Col. Gruber outlined the principles the IDF trains it soldiers to use in real-time decision-making:
- Necessity – use only the force required to complete mission
- Distinction – don’t harm innocents (difficult against terrorists, who do not wear uniforms like regular soldiers). He said that during Operation Pillar of Defense the IDF hit 1600 targets and refrained from hitting an additional 400 because of doubts.
- Proportionality – killing civilians is acceptable when preventing an imminent threat, but not when targeting a terrorist for past wrongs. (Weary from battle preparations, he added: “I am not doing a party when I kill a terrorist. … When you come back from the field after destroying villages, you bring it back home with you.”)
He showed us video of a Hamas member picking up an unwilling child to cross the street with so the IDF wouldn’t shoot. He told us that 98 percent of the medical visits from Gaza to Israel were approved in 2009 and that 95 percent of electricity in Gaza comes from Ashkelon, Israel, up from 35 percent in 2009. He denied a humanitarian disaster in Gaza, saying that civilians are not his enemies, and estimated that of the 1.8 million residents, 40,000 are terrorists. It’s difficult to judge the reliability of presented information when the perspective is clearly one-sided, even if it’s one I’m inclined to trust, but I guess that’s part of the PR war he lamented.

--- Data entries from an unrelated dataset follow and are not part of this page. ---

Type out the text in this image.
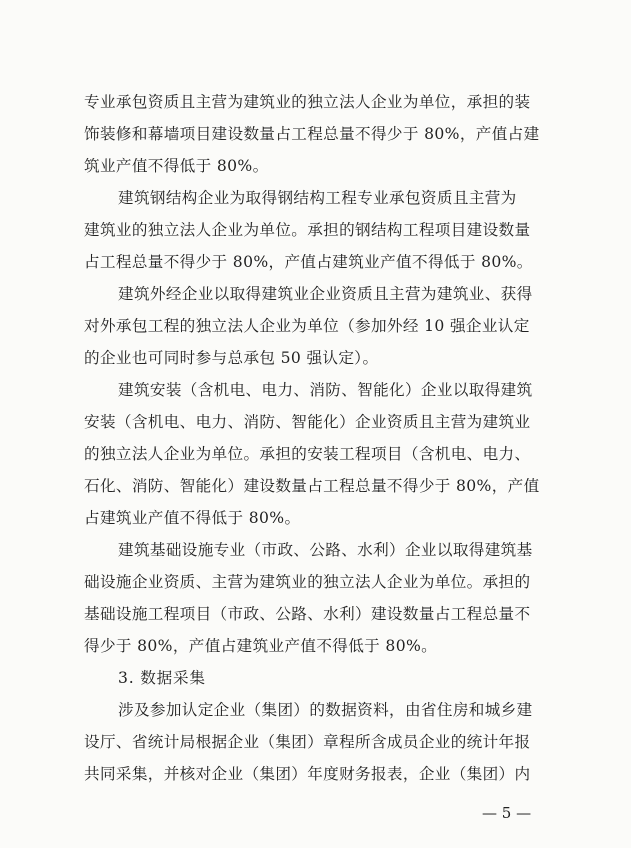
专业承包资质且主营为建筑业的独立法人企业为单位，承担的装
饰装修和幕墙项目建设数量占工程总量不得少于 80%，产值占建
筑业产值不得低于 80%。
建筑钢结构企业为取得钢结构工程专业承包资质且主营为
建筑业的独立法人企业为单位。承担的钢结构工程项目建设数量
占工程总量不得少于 80%，产值占建筑业产值不得低于 80%。
建筑外经企业以取得建筑业企业资质且主营为建筑业、获得
对外承包工程的独立法人企业为单位（参加外经 10 强企业认定
的企业也可同时参与总承包 50 强认定）。
建筑安装（含机电、电力、消防、智能化）企业以取得建筑
安装（含机电、电力、消防、智能化）企业资质且主营为建筑业
的独立法人企业为单位。承担的安装工程项目（含机电、电力、
石化、消防、智能化）建设数量占工程总量不得少于 80%，产值
占建筑业产值不得低于 80%。
建筑基础设施专业（市政、公路、水利）企业以取得建筑基
础设施企业资质、主营为建筑业的独立法人企业为单位。承担的
基础设施工程项目（市政、公路、水利）建设数量占工程总量不
得少于 80%，产值占建筑业产值不得低于 80%。
3. 数据采集
涉及参加认定企业（集团）的数据资料，由省住房和城乡建
设厅、省统计局根据企业（集团）章程所含成员企业的统计年报
共同采集，并核对企业（集团）年度财务报表，企业（集团）内
— 5 —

Throughout the presentation, I kept thinking about the actual implications of these ethics. We live in a Jewish state, by Jewish principles (though if two Jews have three opinions, it’s a certainty that not everyone will be happy with the Jewish principles applied), but what happens if a mistake is made? He never mentioned circumstances that might lead to the code not being followed – though it’s not difficult for me to imagine things going occasionally awry among scared 18-year-olds with guns – but he did describe the fear and overwhelmingness of warfare. Col. Gruber said that carrying 60+ pounds for four hours during a mission makes soldiers lose half their brain power, helpfully adding: “put on your helmet and you’re almost an idiot.” (I don’t know how much speculation, observation, or science contributed to that assertion, but I think it’s how I would feel, too.)
In response to a questioner who asked if it wouldn’t have been better to attack Gaza with great force and wipe out the threat completely, Col. Gruber said that this problem can only be managed, not solved – pointing to the fact that after Cast Lead in 2008-9 only six months passed before rockets were shot into Israel again. I don’t agree that the political situation is hopeless (yet), so I was happily surprised when he emphasized that we also need to teach both sides not to hate each other. I wonder if that is possible in a managed situation – when Palestinians grow up stateless, disenfranchised, and Israelis grow up in a hostile neighborhood fearing attacks from all sides. But it revives my optimism that the Israeli military strives to operate ethically, even if the PR war is hopeless; and I hope the Israeli political system can also follow a pragmatic ethical code, intended to preserve the Jewish, democratic nature of the state, even when the political future looks hopeless.